Anyone seriously interested in awakening spiritually has to practice surrender. Here’s how Eckhart puts it:

“Until you practice surrender, the spiritual dimension is something you read about, talk about, get excited about, write books about, think about, believe in, or don’t…It makes no difference. Not until you surrender does it become a living reality in your life.”

So true. But you might be wondering, what does surrender even mean? Eckhart, again, expresses it best:

“Surrender is the simple but profound wisdom of yielding to rather than opposing the flow of life.”

That’s it. That’s everything. Yielding to the flow of life. Do that and 90% of the angst plaguing your being will melt away.

Why is that? Because virtually all people resist most of the moments of their lives…And they don’t even realize they’re doing it. Example: someone in front of you is driving slowly. You clench up. Get annoyed. You RESIST.

Don’t resist, surrender

Instead, surrender to it. It’s what’s happening. It’s part of the flow of life. When you resist it you’re only hurting yourself. Another way of looking at it is another golden aphorism from Eckhart: “Accept each moment as it is.”

Accepting something doesn’t mean you have to like it. Nobody likes a driver going 40 MPH in a 55 MPH zone or a long, slow line at the grocery store or a snide remark from your boss. But it will make a huge difference in the quality of your life if you accept these moments as opposed to resisting them.

Mickey Singer surrenders

Here are two extreme examples to further illuminate this concept of surrender. The first comes from my other favorite spiritual teacher, Mickey Singer, who wrote a bestselling book called The Surrender ExperimentThe book chronicles Singer’s life after deciding in his 20s to surrender to the flow of life.

One summer Mickey went away for a month to a spiritual center in California. When he returned home to his Florida land he found that a female friend of his had begun building a home on his property. Didn’t ask his permission. Just started building. He was livid and every fiber of his being wanted to kick her off his property. But he had resolved to flow with what life put before him, so he didn’t say a thing.

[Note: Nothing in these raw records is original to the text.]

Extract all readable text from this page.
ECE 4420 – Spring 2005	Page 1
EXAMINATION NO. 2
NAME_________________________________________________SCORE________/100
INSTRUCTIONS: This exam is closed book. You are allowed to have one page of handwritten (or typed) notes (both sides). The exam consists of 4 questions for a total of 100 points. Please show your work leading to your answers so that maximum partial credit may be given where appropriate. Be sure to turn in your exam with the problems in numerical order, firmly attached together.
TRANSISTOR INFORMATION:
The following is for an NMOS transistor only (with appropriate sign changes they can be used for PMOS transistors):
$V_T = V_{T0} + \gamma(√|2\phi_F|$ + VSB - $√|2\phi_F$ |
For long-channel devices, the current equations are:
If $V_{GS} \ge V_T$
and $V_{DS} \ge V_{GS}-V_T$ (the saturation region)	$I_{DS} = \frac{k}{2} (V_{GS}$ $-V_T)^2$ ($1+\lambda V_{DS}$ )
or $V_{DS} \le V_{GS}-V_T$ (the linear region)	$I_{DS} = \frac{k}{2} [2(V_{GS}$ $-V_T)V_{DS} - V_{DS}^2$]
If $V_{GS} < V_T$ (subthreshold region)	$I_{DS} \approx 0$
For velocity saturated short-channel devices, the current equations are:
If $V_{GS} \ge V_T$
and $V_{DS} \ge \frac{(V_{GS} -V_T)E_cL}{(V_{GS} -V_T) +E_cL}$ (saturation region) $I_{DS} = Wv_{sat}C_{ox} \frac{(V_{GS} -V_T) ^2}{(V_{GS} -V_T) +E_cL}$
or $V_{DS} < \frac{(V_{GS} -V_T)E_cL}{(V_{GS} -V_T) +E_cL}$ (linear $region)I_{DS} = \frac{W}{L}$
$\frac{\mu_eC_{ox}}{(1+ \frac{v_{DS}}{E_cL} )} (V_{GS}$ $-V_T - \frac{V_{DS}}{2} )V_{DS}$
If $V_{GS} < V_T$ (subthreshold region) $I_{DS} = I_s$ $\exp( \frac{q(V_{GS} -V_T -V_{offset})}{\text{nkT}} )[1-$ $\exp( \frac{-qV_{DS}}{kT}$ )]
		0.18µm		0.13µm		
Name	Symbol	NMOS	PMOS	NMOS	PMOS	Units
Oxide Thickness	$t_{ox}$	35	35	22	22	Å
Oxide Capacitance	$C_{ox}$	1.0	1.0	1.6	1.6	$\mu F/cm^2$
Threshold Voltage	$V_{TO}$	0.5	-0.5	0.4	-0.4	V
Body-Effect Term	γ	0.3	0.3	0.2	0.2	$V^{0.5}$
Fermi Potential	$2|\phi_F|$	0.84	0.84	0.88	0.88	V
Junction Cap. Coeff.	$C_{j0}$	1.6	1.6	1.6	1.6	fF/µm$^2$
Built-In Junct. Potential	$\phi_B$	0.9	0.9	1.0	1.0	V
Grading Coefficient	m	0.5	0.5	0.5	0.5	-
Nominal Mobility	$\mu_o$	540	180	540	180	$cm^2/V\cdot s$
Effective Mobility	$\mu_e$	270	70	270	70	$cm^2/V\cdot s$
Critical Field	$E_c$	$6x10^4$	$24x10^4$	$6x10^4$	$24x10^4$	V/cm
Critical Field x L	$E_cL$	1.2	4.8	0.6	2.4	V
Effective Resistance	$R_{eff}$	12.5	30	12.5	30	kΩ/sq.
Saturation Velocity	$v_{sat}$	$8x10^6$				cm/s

In fact, he helped her finish the house!

Not long after, this woman’s friend came to live with her, a friend who would later become the love of Mickey’s life and mother of their daughter. All because Mickey surrendered to the flow of life.

The Zen master and the girl

Another extreme example is a mythical story Eckhart tells of a Zen master who is falsely accused by a teenage girl of fathering her child. The girl’s parents confront him about this and all he says is, “Is that so?” They then tell him he has to raise the child. Which the Zen master does. For a year. Then the parents come back to him and tell him that their daughter confessed: It was a young friend who impregnated her. Again, all the Zen master says is, “Is that so?” The parents apologize profusely, then take the child and leave. And the Zen master goes on with his life.

While most of us mere mortals wouldn’t respond like this in these two scenarios, I included them because they both illustrate the essence of what surrender is: Going with the flow of life.

Incorporating surrender into your life

Great, you’re thinking, a bunch of spiritual gobbledygook that has no practical application to my life. Wrong. You can incorporate surrender into your life. How? Like anything else, you practice. Just as you would learn to play the piano or golf. Start with the everyday life stuff, like driving or waiting in lines while doing errands. The moment you find yourself becoming annoyed (i.e., resisting), take a deep, conscious breath and tell yourself to surrender to that moment.

Once you get better at those, graduate to some higher hanging fruit, like your spouse saying something that really pisses you off. Again, take a deep breath and surrender to the flow of what’s happening. Accept that moment (again, you don’t have to like it). After a few breaths, respond to the situation from a place of nonresistance.

So surrender. Get yourself out of the way of the flow of life. Accept the moments life throws your way. Don’t resist them. If you do, your body and mind will unclench into a state of ease you never knew was possible.